Configuration Reference

Unsterwerx configuration is stored in TOML format in the data directory. View current config with unsterwerx config show.

[general]

Key	Type	Default	Description
`general.data_dir`	string	`~/.unsterwerx`	Data directory path

Key	Type	Default	Description
`ingest.extensions`	string[]	`["pdf", "docx", "xlsx", "pptx", "doc", "xls", "ppt", "txt", "csv", "rtf"]`	File extensions to process during ingestion
`ingest.max_file_size`	integer	`524288000` (500 MB)	Maximum scan/discovery file size in bytes
`ingest.max_size_file`	integer	`104857600` (100 MB)	Maximum parse-stage file size in bytes for in-memory parsers
`ingest.skip_hidden`	boolean	`true`	Skip hidden files (starting with `.`)
`ingest.follow_symlinks`	boolean	`false`	Follow symbolic links during directory traversal

Key	Type	Default	Description
`similarity.shingle_k`	integer	`3`	Shingle size (number of tokens per shingle)
`similarity.num_hashes`	integer	`128`	Number of MinHash hash functions
`similarity.lsh_bands`	integer	`32`	Number of LSH bands
`similarity.lsh_rows`	integer	`4`	Number of rows per LSH band
`similarity.threshold`	float	`0.3`	Jaccard similarity threshold

Key	Type	Default	Description
`storage.journal_mode`	string	`"wal"`	SQLite journal mode (`wal` recommended)
`storage.busy_timeout_ms`	integer	`5000`	SQLite busy timeout in milliseconds
`storage.zstd_level`	integer	`3`	Zstandard compression level for diff payloads

Key	Type	Default	Description
`knowledge.feature_version`	integer	`1`	Feature version.
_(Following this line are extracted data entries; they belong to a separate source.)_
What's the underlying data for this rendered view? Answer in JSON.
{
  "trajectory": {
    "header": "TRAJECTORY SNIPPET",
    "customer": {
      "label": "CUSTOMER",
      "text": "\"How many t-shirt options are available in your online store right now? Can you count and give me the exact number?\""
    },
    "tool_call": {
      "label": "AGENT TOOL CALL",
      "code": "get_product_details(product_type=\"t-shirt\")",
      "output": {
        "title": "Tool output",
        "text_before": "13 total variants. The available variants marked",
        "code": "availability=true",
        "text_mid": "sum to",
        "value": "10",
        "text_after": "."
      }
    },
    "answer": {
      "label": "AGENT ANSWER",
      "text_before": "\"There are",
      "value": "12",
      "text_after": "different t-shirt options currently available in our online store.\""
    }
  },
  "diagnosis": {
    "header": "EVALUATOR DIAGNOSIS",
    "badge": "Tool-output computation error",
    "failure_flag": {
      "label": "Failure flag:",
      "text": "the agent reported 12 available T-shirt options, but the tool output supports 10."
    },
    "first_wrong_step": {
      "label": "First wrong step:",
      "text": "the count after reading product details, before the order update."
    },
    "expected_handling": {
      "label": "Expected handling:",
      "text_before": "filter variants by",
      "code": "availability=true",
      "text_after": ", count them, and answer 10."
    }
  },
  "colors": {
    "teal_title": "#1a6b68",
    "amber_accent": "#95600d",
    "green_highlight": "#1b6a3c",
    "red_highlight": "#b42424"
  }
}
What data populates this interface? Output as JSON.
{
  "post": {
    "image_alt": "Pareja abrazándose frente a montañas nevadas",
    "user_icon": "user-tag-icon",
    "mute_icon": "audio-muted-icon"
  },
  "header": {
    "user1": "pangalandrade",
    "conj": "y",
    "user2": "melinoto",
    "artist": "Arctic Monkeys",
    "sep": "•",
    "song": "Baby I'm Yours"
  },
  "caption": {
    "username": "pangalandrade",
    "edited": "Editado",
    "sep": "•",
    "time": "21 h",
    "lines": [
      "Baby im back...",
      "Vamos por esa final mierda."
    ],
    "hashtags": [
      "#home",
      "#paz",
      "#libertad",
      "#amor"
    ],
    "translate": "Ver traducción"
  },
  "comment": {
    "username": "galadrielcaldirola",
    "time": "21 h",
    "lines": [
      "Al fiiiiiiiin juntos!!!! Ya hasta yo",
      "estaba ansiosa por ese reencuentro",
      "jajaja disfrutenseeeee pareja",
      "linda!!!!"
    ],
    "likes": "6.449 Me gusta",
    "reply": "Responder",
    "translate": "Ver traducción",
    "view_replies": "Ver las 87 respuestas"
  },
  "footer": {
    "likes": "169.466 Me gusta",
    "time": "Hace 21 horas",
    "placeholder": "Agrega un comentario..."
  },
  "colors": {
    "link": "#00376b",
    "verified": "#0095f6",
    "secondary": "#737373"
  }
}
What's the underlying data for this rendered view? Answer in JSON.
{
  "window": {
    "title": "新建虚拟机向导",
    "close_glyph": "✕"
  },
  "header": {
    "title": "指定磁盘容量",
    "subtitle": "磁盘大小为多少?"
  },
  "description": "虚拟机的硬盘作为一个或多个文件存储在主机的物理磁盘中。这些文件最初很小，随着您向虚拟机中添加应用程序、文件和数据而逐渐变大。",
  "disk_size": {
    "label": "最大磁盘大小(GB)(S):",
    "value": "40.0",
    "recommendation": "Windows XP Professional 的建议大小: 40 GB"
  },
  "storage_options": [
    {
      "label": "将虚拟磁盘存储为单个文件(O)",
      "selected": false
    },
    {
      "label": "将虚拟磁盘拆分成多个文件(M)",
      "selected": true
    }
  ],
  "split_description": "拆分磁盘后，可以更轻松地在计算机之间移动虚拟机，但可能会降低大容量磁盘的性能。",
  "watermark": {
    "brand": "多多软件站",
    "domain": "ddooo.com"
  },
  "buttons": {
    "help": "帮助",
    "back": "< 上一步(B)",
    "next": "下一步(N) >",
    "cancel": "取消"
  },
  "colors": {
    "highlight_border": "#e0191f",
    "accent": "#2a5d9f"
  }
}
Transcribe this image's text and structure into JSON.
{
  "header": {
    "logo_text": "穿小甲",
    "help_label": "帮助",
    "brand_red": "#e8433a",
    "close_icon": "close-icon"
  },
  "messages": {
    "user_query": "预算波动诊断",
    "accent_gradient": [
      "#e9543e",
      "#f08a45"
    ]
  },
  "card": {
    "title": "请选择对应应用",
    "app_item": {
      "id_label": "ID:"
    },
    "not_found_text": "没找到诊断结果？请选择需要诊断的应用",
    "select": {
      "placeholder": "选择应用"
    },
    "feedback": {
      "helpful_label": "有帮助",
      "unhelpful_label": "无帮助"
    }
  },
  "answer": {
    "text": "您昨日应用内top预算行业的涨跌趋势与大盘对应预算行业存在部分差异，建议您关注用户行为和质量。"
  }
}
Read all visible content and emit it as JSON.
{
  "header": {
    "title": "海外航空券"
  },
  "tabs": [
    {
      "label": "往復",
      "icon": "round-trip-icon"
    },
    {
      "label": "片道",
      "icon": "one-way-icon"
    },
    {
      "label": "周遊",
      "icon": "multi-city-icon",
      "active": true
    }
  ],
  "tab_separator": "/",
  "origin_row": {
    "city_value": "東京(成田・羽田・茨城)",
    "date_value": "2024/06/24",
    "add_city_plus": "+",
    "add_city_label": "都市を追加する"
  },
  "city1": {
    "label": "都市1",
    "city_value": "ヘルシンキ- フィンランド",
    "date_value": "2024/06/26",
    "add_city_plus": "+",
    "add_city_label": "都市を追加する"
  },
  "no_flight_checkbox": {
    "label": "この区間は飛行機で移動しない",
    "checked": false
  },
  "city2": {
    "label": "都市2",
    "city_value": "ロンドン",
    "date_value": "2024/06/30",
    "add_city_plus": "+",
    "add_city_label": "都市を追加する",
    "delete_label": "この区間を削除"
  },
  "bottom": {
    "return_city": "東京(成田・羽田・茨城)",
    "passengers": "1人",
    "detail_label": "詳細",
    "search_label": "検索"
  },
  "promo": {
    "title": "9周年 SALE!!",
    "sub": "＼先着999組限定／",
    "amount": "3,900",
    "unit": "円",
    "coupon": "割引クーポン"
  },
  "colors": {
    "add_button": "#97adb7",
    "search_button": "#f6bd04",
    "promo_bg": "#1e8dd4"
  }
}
Bump it to force full recomputation of semantic features
`knowledge.temporal_scale_secs`	float	`86400.0`	Scale for temporal proximity in seconds (86400 = 24 hours)
`knowledge.feedback_weight`	float	`3.0`	Weight multiplier for user feedback labels in Bayesian training
`knowledge.negative_ratio`	float	`2.0`	Maximum negative samples as ratio of positive count
`knowledge.min_bootstrap_confidence`	float	`0.5`	Minimum confidence threshold for bootstrap labels
`knowledge.bootstrap_threshold`	float	`0.7`	Jaccard threshold for bootstrap positive seed labels
`knowledge.dedup_threshold`	float	`0.8`	Default posterior threshold for `knowledge dedup scan/apply`
`knowledge.vectors.threshold`	float	`0.5`	Posterior threshold for clustering documents into knowledge vectors
`knowledge.vectors.min_vector_size`	integer	`2`	Minimum cluster size required to persist a vector
`knowledge.vectors.edge_threshold`	float	`0.3`	Posterior threshold for inter-vector edges
`knowledge.vectors.max_vector_size`	integer	`50`	Warning threshold for unusually large vectors

bash

# Get a value
unsterwerx config get similarity.threshold

0.3

# Set a value
unsterwerx config set similarity.threshold 0.5

# View all settings
unsterwerx config show

The num_hashes must equal lsh_bands * lsh_rows. The defaults (128 = 32 × 4) are balanced for accuracy and performance.
Lower shingle_k values catch more fine-grained similarity but increase false positives. Higher values require more exact text matches.
WAL journal mode is strongly recommended for concurrent read access. Switching to delete mode may cause lock contention.
Zstd compression level 3 provides a good balance of compression ratio and speed. Higher levels (up to 22) compress better but are significantly slower.
Changing any knowledge.* parameter that affects training (all except feature_version) automatically invalidates the model on the next knowledge build, triggering a retrain. The system tracks this via a SHA-256 config hash.
The feedback_weight controls how much human labels influence the model relative to bootstrap labels. Values above 1.0 give user feedback more influence than automated labels.
Increasing negative_ratio produces more negative training samples per positive, which can improve precision at the cost of recall.
The knowledge.dedup_threshold only changes the default BI dedup cutoff. It does not retrain the Bayesian model.